In recent years there has been a lot of research work regarding media synthesis and generation using artificial intelligence. Artificial intelligence programs like Dall-e can generate an image from a phrase. StyleGAN from Nvidia can create images of the faces and bodies of people who do not exist. Video manipulation using deep learning can change one person’s likeness to another using deep learning and neural networks. Programs like GPT-3 can generate text of such quality that it is hard to determine whether a human wrote it or not. There has also been much progress in generating music using artificial intelligence. MuseNet by Openai, a deep neural network that can produce 4-minute musical pieces that have different instruments and styles. Jukebox by Openai, a neural network that produces music and simple singing as raw audio for a few genres and artistic styles. WaveNet from Deepmind, a generative model that generates audio waveforms, can generate background/Ambient music using deep learning. There exists a lot of research work that takes as its subject western popular music and classical music to generate new performances using old performances by an artist, but there exists no research work for the generation of improvised sequences for North Indian classical music. 

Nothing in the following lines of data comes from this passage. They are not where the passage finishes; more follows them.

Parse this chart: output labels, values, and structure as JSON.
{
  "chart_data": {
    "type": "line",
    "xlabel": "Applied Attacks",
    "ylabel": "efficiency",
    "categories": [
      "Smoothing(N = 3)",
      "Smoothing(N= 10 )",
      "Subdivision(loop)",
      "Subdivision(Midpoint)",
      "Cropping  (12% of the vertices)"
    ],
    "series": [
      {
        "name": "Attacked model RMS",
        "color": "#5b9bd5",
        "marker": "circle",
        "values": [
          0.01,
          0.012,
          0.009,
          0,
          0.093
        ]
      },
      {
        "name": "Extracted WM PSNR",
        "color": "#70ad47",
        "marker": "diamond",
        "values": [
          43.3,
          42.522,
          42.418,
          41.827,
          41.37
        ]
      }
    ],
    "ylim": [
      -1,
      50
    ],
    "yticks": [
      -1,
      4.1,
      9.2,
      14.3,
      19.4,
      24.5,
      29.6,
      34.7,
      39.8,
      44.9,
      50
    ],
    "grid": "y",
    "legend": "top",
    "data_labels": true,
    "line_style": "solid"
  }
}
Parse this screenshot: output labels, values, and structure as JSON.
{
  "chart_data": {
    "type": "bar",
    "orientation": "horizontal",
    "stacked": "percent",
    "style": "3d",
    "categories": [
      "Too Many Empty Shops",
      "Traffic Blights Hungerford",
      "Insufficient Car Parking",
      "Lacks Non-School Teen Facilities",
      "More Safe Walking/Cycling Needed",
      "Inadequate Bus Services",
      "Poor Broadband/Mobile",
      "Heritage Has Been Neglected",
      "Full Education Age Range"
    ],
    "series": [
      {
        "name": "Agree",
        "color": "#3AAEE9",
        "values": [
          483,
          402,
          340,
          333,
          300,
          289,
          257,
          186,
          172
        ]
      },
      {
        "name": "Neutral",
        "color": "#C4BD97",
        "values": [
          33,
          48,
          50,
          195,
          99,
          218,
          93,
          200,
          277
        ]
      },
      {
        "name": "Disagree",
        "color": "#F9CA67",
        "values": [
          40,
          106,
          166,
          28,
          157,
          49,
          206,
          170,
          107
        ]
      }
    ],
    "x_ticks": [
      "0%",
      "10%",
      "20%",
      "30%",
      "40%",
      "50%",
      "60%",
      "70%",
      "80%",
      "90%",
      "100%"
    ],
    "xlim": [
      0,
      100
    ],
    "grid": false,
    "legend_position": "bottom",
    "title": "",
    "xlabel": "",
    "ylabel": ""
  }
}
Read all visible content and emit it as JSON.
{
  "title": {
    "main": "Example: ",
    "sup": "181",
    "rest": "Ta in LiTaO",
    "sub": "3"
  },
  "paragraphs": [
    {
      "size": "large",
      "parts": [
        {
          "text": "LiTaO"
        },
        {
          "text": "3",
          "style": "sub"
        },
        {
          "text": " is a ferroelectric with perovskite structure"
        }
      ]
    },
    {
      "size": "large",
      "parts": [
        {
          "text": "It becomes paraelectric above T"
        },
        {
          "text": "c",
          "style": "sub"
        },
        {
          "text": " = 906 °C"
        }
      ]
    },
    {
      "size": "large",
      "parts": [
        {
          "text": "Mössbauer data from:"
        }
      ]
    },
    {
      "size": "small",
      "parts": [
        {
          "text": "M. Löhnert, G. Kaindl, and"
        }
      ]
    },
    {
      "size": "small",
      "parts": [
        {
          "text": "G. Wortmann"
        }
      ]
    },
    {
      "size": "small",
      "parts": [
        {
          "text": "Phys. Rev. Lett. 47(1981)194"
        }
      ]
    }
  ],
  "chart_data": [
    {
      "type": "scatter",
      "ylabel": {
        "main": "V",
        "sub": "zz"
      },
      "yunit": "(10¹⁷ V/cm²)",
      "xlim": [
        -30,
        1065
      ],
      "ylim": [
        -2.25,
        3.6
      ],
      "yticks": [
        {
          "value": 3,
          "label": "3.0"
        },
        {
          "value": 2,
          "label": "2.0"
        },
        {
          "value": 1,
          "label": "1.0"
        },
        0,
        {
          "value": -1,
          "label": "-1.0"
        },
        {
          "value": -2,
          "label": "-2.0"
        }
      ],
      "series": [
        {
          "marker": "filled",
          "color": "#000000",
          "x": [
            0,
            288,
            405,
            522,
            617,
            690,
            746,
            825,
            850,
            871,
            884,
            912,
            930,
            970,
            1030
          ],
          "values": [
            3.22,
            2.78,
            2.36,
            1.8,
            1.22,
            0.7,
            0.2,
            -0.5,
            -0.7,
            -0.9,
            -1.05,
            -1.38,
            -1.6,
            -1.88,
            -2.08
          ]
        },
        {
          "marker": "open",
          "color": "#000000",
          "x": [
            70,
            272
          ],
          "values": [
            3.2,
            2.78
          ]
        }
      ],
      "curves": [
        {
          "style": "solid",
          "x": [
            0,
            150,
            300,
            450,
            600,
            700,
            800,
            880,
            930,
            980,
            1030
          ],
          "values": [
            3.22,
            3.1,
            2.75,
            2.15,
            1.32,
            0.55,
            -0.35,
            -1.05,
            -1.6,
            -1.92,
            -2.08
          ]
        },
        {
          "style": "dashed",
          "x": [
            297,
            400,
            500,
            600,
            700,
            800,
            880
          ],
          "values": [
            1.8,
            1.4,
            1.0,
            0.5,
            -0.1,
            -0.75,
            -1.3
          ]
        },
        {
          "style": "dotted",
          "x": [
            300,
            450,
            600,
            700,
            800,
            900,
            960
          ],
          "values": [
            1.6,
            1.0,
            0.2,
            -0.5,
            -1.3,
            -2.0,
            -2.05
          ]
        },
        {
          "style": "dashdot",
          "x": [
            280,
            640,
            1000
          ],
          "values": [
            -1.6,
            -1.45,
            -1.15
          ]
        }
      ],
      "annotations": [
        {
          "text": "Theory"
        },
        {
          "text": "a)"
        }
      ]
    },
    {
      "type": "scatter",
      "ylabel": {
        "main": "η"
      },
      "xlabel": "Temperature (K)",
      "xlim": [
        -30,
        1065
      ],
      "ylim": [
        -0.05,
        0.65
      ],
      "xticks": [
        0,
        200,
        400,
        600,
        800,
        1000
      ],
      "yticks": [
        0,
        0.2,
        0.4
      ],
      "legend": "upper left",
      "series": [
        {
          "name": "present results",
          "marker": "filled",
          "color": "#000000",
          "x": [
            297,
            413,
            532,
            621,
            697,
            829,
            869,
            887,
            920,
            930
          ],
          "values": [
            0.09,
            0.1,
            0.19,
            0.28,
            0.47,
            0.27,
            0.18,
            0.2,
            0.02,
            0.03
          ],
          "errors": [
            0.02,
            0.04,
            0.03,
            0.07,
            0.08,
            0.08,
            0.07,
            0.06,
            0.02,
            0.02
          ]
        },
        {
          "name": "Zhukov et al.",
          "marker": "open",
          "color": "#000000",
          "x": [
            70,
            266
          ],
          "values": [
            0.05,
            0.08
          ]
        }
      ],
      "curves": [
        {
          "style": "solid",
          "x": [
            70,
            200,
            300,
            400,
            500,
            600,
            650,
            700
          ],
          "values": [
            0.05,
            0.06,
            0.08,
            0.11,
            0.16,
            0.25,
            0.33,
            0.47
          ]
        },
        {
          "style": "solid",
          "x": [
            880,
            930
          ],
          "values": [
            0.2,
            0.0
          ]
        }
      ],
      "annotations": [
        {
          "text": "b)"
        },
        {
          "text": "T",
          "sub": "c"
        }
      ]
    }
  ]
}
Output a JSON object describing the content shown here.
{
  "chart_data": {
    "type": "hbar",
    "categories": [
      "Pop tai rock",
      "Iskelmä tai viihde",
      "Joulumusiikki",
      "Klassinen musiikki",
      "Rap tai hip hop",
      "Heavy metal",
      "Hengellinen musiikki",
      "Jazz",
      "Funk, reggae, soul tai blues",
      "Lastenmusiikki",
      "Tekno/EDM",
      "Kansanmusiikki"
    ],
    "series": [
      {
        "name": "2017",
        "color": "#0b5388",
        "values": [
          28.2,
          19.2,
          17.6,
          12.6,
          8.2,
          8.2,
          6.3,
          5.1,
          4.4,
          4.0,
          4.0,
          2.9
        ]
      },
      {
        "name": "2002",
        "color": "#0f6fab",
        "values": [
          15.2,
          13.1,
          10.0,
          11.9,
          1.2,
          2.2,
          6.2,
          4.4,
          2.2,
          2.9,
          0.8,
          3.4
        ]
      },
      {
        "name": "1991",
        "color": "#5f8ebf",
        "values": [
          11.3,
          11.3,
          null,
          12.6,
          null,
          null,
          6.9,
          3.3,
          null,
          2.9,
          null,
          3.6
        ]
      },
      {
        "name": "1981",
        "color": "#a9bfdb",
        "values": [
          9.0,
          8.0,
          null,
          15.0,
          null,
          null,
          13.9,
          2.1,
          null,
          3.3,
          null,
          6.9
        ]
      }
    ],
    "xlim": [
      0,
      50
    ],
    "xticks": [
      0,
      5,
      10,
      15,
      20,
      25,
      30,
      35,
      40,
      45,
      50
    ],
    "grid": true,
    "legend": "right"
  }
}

This thesis presents three methods to generate improvised sequence generation in North Indian classical music. The first method we propose uses context-free grammar, which can be used to generate these sequences. We also discuss how to generate these sequences and problems with this method. We illustrate this method by preparing context-free grammar for yaman raga. 

In our second method to this problem, We propose a bi-gram language model to generate improvised sequences. We propose a bi-gram model to evaluate this approach. To assess this model, we introduce our Pt. Ajoy Chakraborty Bhoopali Compositions Data Set. All compositions in this data set are by a single artist, Pandit Ajoy Chakraborty. We evaluate the bi-gram model on this data-set to achieve a TOP1 accuracy of 46.63 percent and a TOP-3 accuracy of 83.50 percent on this data set. We discuss how to qualify and generate new improvised sequences using this model. We also discuss the disadvantages of this model. 

In our third method to the problem, we propose a LSTM-RNN based model to generate improvised sequences. We discuss the motivation for this method. We also discuss model architecture and training settings. We evaluate our first LSTM-RNN based model on Pt. Ajoy Chakraborty Bhoopali Compositions Dataset. We achieve TOP-1 accuracy of 45.56 percent and TOP-3 accuracy of 80.42 percent. We discuss how to qualify and generate a new improvised sequence using this model. Further, we also discuss the disadvantages of this method. 

Finally, we discuss these three methods in contrast with each other, the concept of creativity and co-creativity, and the future progression of this work.